The only reason we hooked up to begin with is because I was crashing out and she wanted to be the one thing to make me forget my past. I popped pills and even snorted a line of coke or two with her. She was down to party any time and any fucking place. Eventually, that shit got old, but I’d already gotten her pregnant, so there was no way to go back and change that. If she focused on being a good mother instead of looking for the next event, she might be alright. When she was sober, she was cool, and Rogue adored her, but our son was never one to hold his tongue. He took on a lot of her personality traits that I didn’t like, and, much like myself, was a work in progress.

It took me about ten minutes to slip into joggers, a t-shirt, and my blue Nike Vomero running shoes. By the time I reached the kitchen, the kids were all gathered around the counter looking for snacks through the wreckage.

“Pop, we are starving. Cyra been feeding us frozen microwave stuff all day! How we supposed to live off that?” my thirteen-year-old son, Saga, queried. “She can’t even boil water.”

“That’s no cap either. She let all the water evaporate when we had ramen noodles earlier,” eleven-year-old Tavi chimed in.

I couldn’t help the natural chuckle while examining their turned-up noses.
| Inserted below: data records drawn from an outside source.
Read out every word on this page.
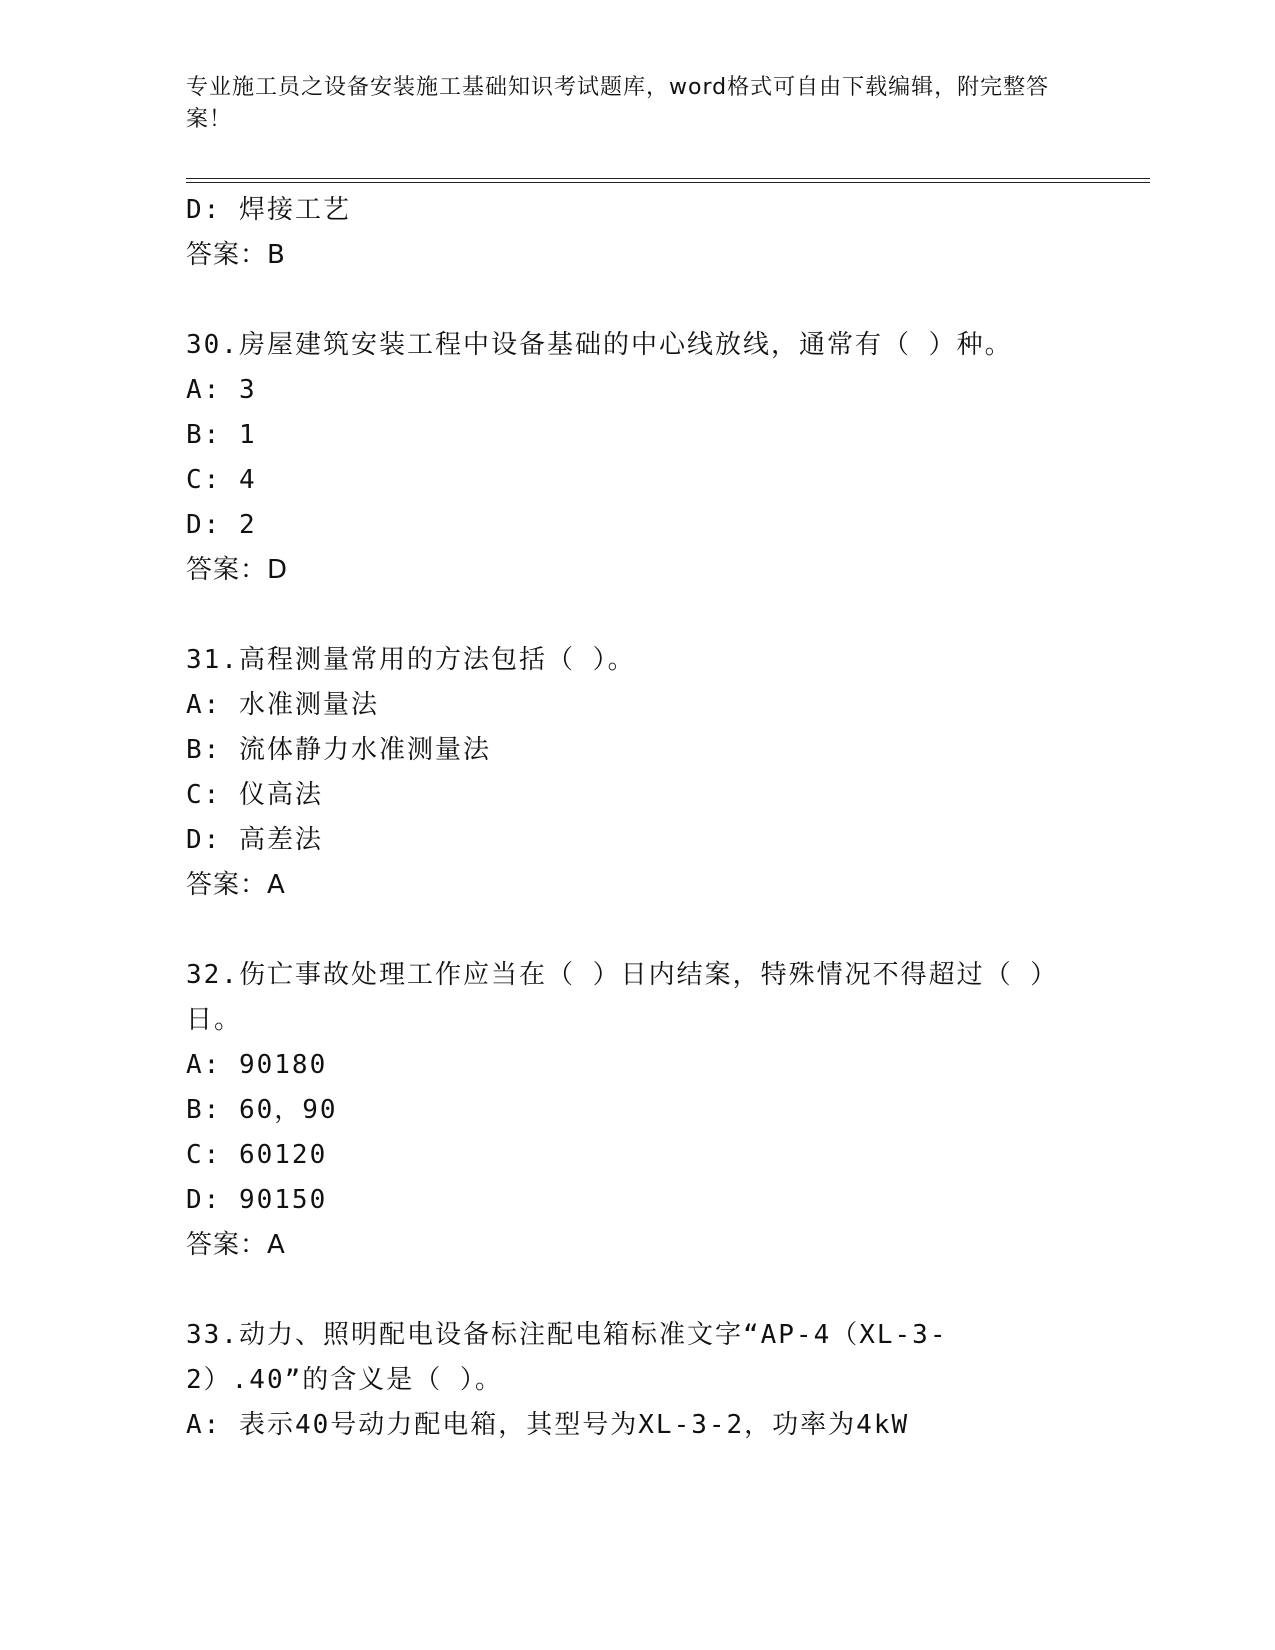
专业施工员之设备安装施工基础知识考试题库，word格式可自由下载编辑，附完整答案！
D: 焊接工艺
答案：B
30.房屋建筑安装工程中设备基础的中心线放线，通常有（ ）种。
A: 3
B: 1
C: 4
D: 2
答案：D
31.高程测量常用的方法包括（ ）。
A: 水准测量法
B: 流体静力水准测量法
C: 仪高法
D: 高差法
答案：A
32.伤亡事故处理工作应当在（ ）日内结案，特殊情况不得超过（ ）日。
A: 90180
B: 60，90
C: 60120
D: 90150
答案：A
33.动力、照明配电设备标注配电箱标准文字“AP-4（XL-3-2）.40”的含义是（ ）。
A: 表示40号动力配电箱，其型号为XL-3-2，功率为4kW
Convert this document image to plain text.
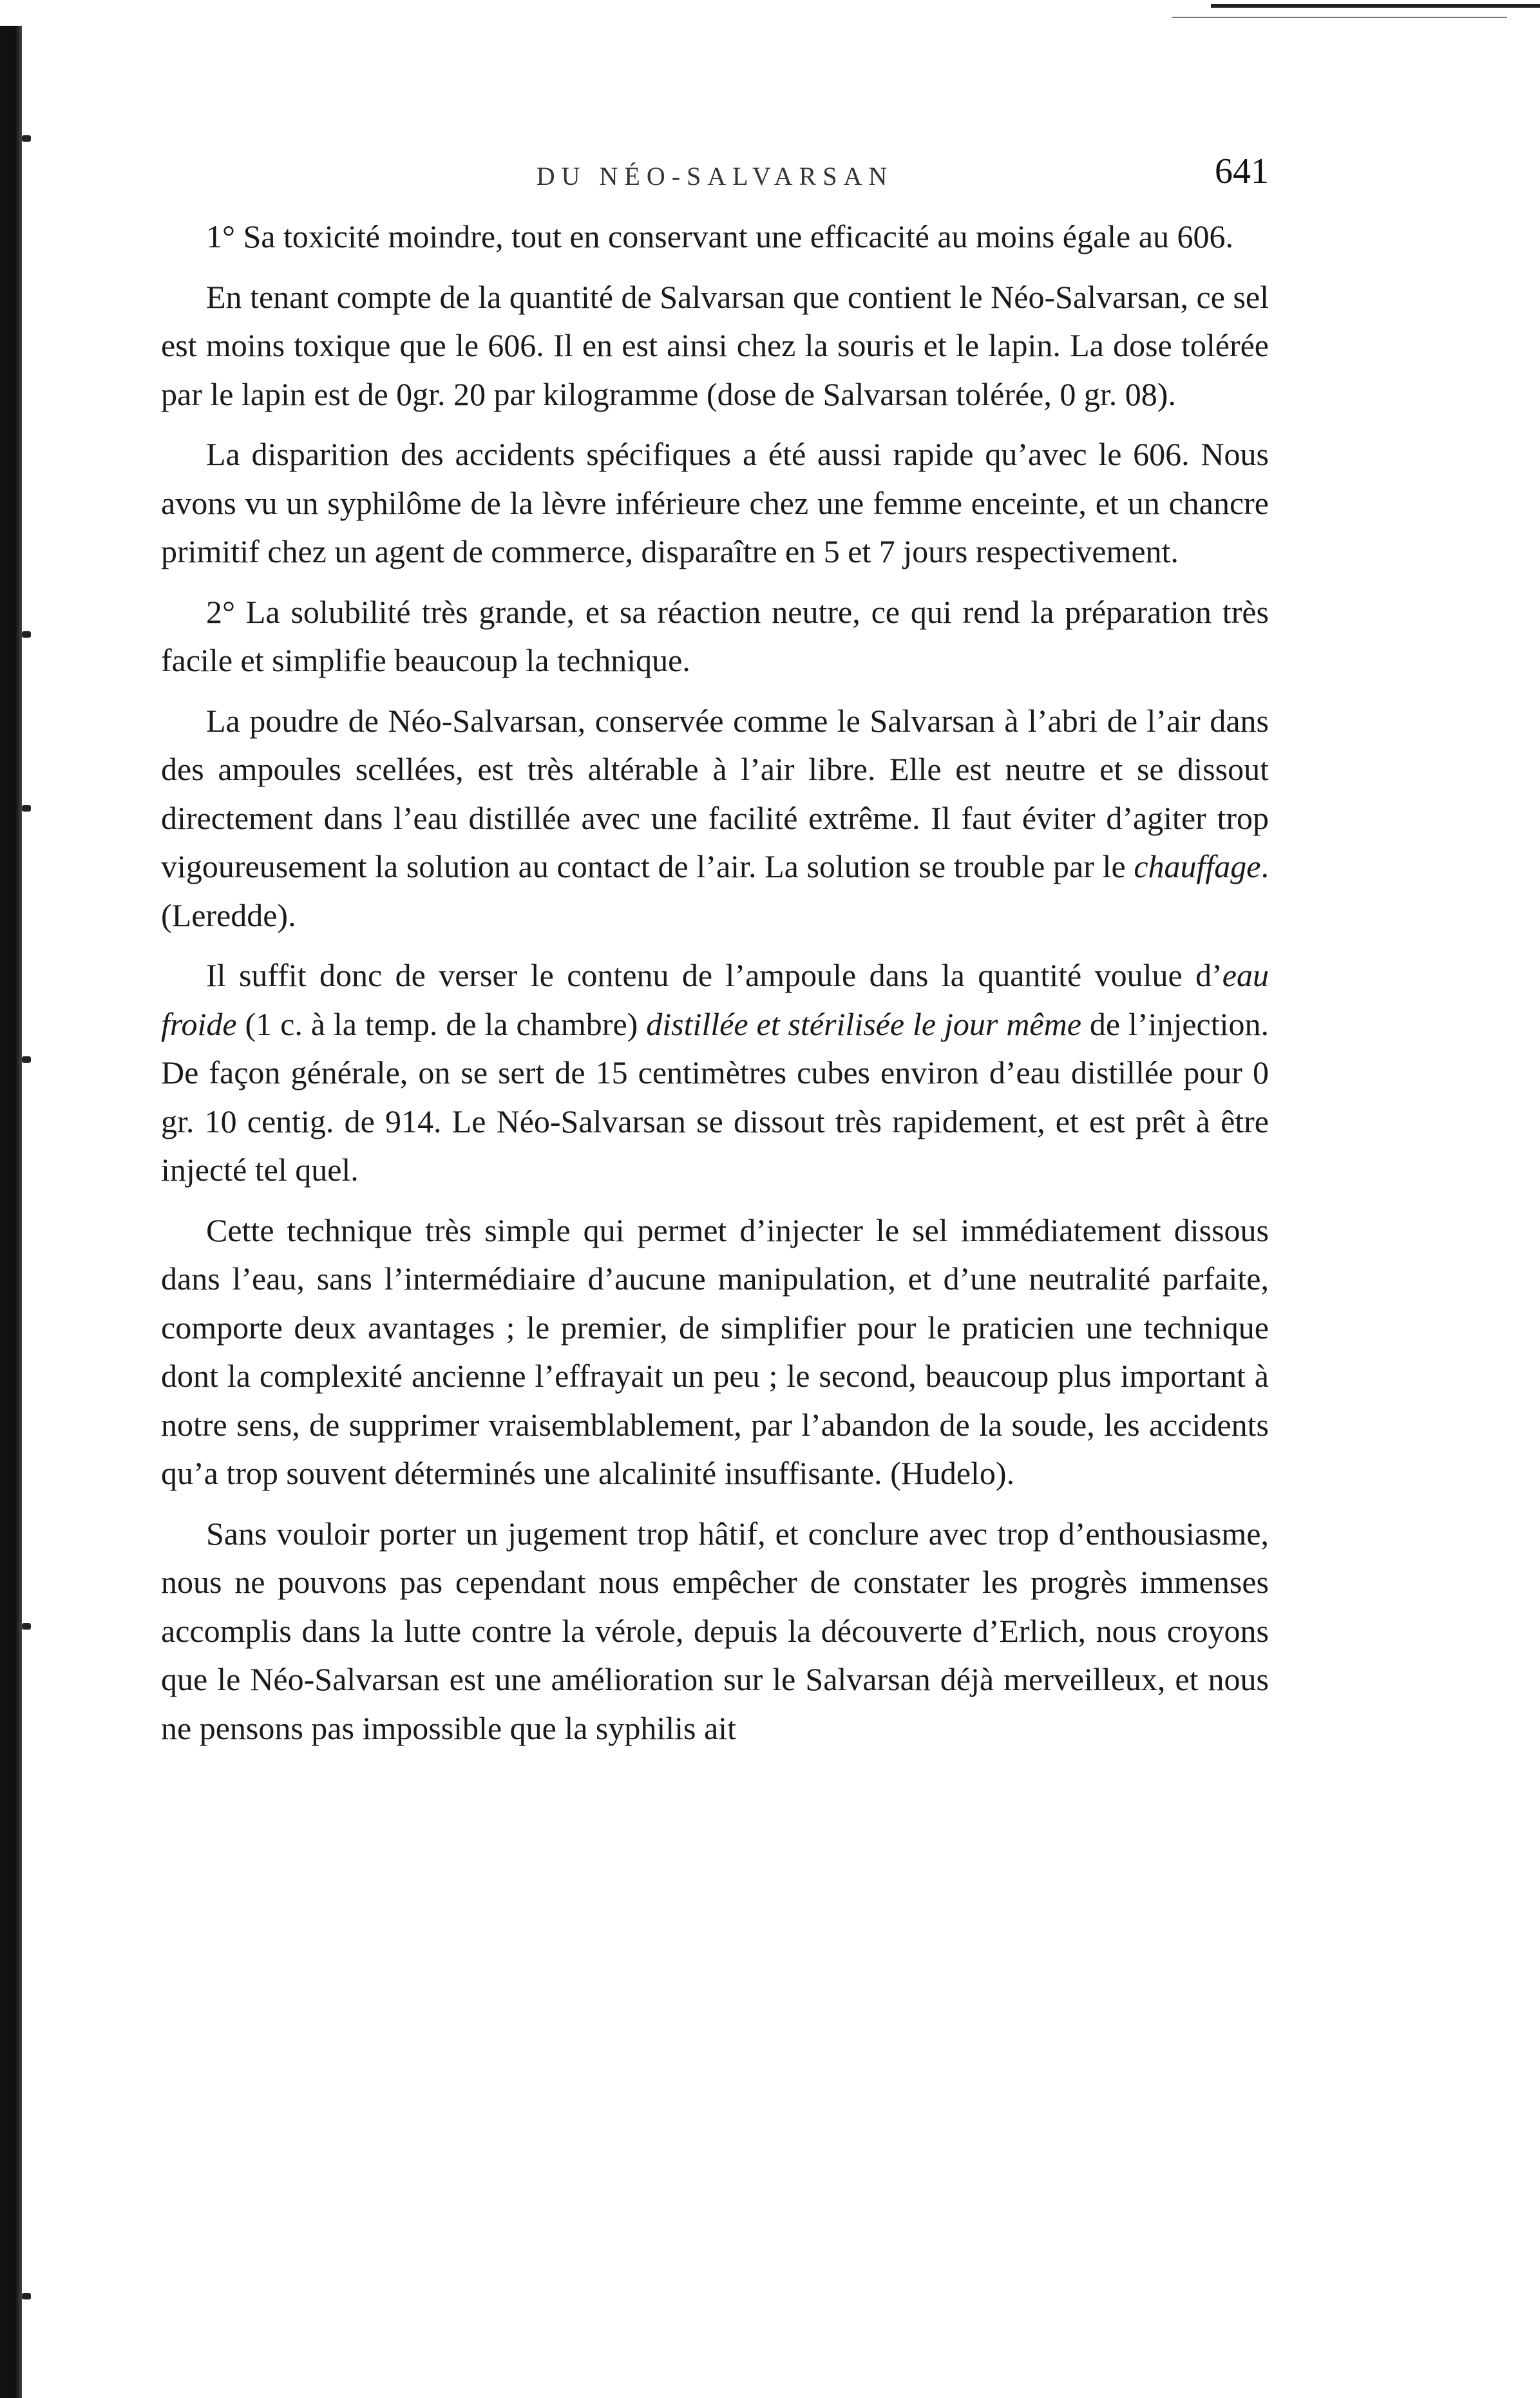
DU NÉO-SALVARSAN	641

1° Sa toxicité moindre, tout en conservant une efficacité au moins égale au 606.

En tenant compte de la quantité de Salvarsan que contient le Néo-Salvarsan, ce sel est moins toxique que le 606. Il en est ainsi chez la souris et le lapin. La dose tolérée par le lapin est de 0gr. 20 par kilogramme (dose de Salvarsan tolérée, 0 gr. 08).

La disparition des accidents spécifiques a été aussi rapide qu’avec le 606. Nous avons vu un syphilôme de la lèvre inférieure chez une femme enceinte, et un chancre primitif chez un agent de commerce, disparaître en 5 et 7 jours respectivement.

2° La solubilité très grande, et sa réaction neutre, ce qui rend la préparation très facile et simplifie beaucoup la technique.

La poudre de Néo-Salvarsan, conservée comme le Salvarsan à l’abri de l’air dans des ampoules scellées, est très altérable à l’air libre. Elle est neutre et se dissout directement dans l’eau distillée avec une facilité extrême. Il faut éviter d’agiter trop vigoureusement la solution au contact de l’air. La solution se trouble par le chauffage. (Leredde).

Il suffit donc de verser le contenu de l’ampoule dans la quantité voulue d’eau froide (1 c. à la temp. de la chambre) distillée et stérilisée le jour même de l’injection. De façon générale, on se sert de 15 centimètres cubes environ d’eau distillée pour 0 gr. 10 centig. de 914. Le Néo-Salvarsan se dissout très rapidement, et est prêt à être injecté tel quel.

Cette technique très simple qui permet d’injecter le sel immédiatement dissous dans l’eau, sans l’intermédiaire d’aucune manipulation, et d’une neutralité parfaite, comporte deux avantages ; le premier, de simplifier pour le praticien une technique dont la complexité ancienne l’effrayait un peu ; le second, beaucoup plus important à notre sens, de supprimer vraisemblablement, par l’abandon de la soude, les accidents qu’a trop souvent déterminés une alcalinité insuffisante. (Hudelo).

Sans vouloir porter un jugement trop hâtif, et conclure avec trop d’enthousiasme, nous ne pouvons pas cependant nous empêcher de constater les progrès immenses accomplis dans la lutte contre la vérole, depuis la découverte d’Erlich, nous croyons que le Néo-Salvarsan est une amélioration sur le Salvarsan déjà merveilleux, et nous ne pensons pas impossible que la syphilis ait
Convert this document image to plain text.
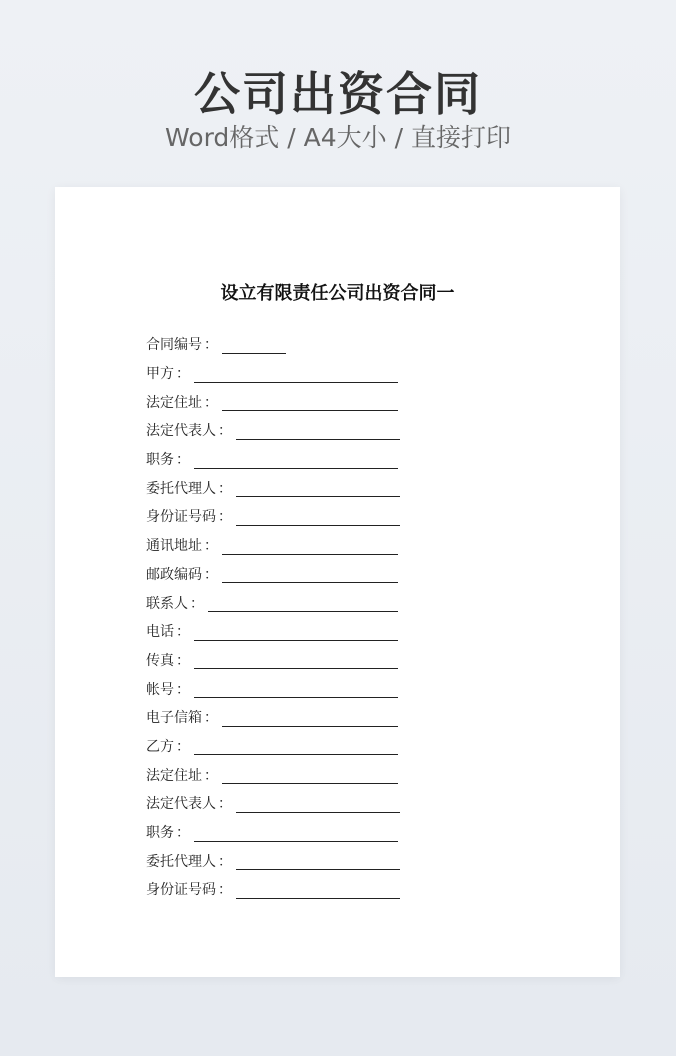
公司出资合同
Word格式 / A4大小 / 直接打印
设立有限责任公司出资合同一
合同编号 ：
甲方 ：
法定住址 ：
法定代表人 ：
职务 ：
委托代理人 ：
身份证号码 ：
通讯地址 ：
邮政编码 ：
联系人 ：
电话 ：
传真 ：
帐号 ：
电子信箱 ：
乙方 ：
法定住址 ：
法定代表人 ：
职务 ：
委托代理人 ：
身份证号码 ：
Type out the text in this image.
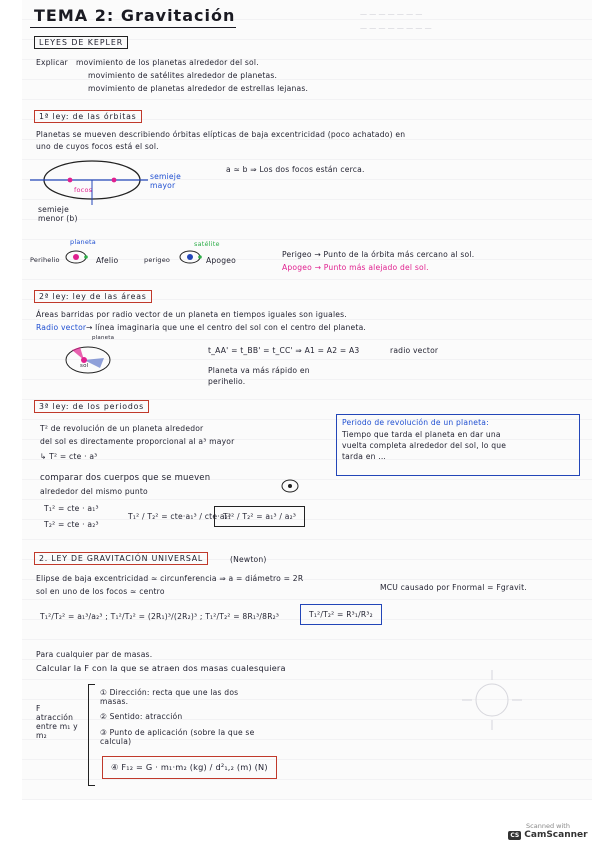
— — — — — — —
— — — — — — — —
TEMA 2: Gravitación
LEYES DE KEPLER
Explicar movimiento de los planetas alrededor del sol.
movimiento de satélites alrededor de planetas.
movimiento de planetas alrededor de estrellas lejanas.
1ª ley: de las órbitas
Planetas se mueven describiendo órbitas elípticas de baja excentricidad (poco achatado) en
uno de cuyos focos está el sol.
focos
semieje mayor
semieje menor (b)
a ≃ b ⇒ Los dos focos están cerca.
planeta	satélite
Perihelio	Afelio	perigeo	Apogeo
Perigeo → Punto de la órbita más cercano al sol.
Apogeo → Punto más alejado del sol.
2ª ley: ley de las áreas
Áreas barridas por radio vector de un planeta en tiempos iguales son iguales.
Radio vector → línea imaginaria que une el centro del sol con el centro del planeta.
planeta
sol
t_AA' = t_BB' = t_CC' ⇒ A1 = A2 = A3	radio vector
Planeta va más rápido en
perihelio.
3ª ley: de los periodos
T² de revolución de un planeta alrededor
del sol es directamente proporcional al a³ mayor
↳ T² = cte · a³
comparar dos cuerpos que se mueven
alrededor del mismo punto
T₁² = cte · a₁³
T₂² = cte · a₂³
T₁² / T₂² = cte·a₁³ / cte·a₂³
T₁² / T₂² = a₁³ / a₂³
Periodo de revolución de un planeta:
Tiempo que tarda el planeta en dar una
vuelta completa alrededor del sol, lo que
tarda en ...
2. LEY DE GRAVITACIÓN UNIVERSAL	(Newton)
Elipse de baja excentricidad ≃ circunferencia ⇒ a = diámetro = 2R
sol en uno de los focos ≃ centro	MCU causado por Fnormal = Fgravit.
T₁²/T₂² = a₁³/a₂³ ; T₁²/T₂² = (2R₁)³/(2R₂)³ ; T₁²/T₂² = 8R₁³/8R₂³	T₁²/T₂² = R³₁/R³₂
Para cualquier par de masas.
Calcular la F con la que se atraen dos masas cualesquiera
F atracción entre m₁ y m₂
① Dirección: recta que une las dos masas.
② Sentido: atracción
③ Punto de aplicación (sobre la que se calcula)
④ F₁₂ = G · m₁·m₂ (kg) / d²₁,₂ (m) (N)
Scanned with
CS CamScanner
Snacks and shit were cool, but I was no stranger to the kitchen, so they were used to a good home-cooked meal every now and then. I hadn’t had the time with the funeral arrangements and catching up with my family to be as present as I wanted to be. This shit was all new to them too. Cyra was supposed to be taking care of this shit, and she had damn sure dropped the ball. Had I known she was gon’ be moving like this, I would have prepared to stay with my mama in the main house. Shit was too close for comfort right now though. I didn’t want to be there without Justus around. Didn’t feel right walking in and not finding the smoke from his cigars lingering in the air, or him studying his chessboard near the window overlooking where the horses liked to run by.